A health functional food composition for preventing or improving muscle strength, muscle enhancement, muscle differentiation, muscle regeneration, muscle loss, or muscle fatigue, comprising Hyeonggae extract as an active ingredient.
The method of claim 1, wherein the extraction solvent of the Hyeonggae extract is water, C 1 ~ C 4 lower alcohol and mixtures thereof. Or a health functional food composition for preventing or improving muscle fatigue.
A health functional food composition for increasing muscle mass or promoting muscle generation, comprising Hyeonggae extract as an active ingredient.
A pharmaceutical composition for the prevention or treatment of muscular diseases comprising the extract of Hyeonggae as an active ingredient.

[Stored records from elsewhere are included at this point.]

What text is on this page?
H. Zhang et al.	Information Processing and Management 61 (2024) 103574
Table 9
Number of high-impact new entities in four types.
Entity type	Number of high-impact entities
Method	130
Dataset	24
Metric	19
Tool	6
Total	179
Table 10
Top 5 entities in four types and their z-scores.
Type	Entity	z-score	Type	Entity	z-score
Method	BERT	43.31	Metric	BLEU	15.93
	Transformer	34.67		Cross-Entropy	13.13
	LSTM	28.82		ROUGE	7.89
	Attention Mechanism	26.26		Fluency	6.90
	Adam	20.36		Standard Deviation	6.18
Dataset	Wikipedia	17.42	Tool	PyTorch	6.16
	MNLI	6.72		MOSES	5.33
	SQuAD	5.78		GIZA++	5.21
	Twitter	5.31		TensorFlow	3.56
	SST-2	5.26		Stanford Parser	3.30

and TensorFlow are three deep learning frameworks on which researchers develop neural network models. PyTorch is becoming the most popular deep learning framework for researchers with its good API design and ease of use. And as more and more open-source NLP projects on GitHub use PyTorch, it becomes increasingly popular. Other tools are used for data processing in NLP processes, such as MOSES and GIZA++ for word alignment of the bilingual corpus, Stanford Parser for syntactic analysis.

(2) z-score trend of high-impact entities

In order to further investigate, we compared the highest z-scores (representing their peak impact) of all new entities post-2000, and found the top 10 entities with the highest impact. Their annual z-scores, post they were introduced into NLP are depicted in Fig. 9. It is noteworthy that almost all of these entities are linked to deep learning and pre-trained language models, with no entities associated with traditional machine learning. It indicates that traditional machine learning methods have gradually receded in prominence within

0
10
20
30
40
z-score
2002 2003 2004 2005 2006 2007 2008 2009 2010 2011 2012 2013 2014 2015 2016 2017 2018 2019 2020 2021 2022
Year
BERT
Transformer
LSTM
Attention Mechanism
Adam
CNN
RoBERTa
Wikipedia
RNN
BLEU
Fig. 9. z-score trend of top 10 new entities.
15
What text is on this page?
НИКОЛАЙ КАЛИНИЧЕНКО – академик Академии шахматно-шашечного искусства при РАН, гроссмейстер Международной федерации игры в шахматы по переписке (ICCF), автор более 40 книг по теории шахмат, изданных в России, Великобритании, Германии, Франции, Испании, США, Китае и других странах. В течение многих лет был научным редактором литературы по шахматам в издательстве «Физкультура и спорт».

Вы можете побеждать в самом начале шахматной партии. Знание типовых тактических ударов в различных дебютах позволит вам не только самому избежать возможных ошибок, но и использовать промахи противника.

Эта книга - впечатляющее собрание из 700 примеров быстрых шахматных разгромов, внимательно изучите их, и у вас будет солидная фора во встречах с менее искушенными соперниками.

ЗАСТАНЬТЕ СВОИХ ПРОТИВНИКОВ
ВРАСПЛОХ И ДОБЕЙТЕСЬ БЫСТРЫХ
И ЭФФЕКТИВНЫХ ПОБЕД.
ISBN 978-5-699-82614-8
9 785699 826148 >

[Claim 5] The pharmaceutical composition for preventing or treating muscle disease according to claim 4, wherein the muscle disease is a muscle disease caused by decreased muscle function, muscle atrophy, muscle wasting, or muscle degeneration.
5. The method of claim 4, wherein the muscle disease is atony, muscular atrophy, muscular dystrophy, myasthenia gravis, cachexia, rigid spinesyndrome, amyotrophic lateral sclerosis), Charcot-Marie-Tooth disease (Charcot-Marie-Tooth disease) and sarcopenia (sarcopenia), characterized in that any one or more selected from the group consisting of a pharmaceutical composition for the prevention or treatment of muscle disease.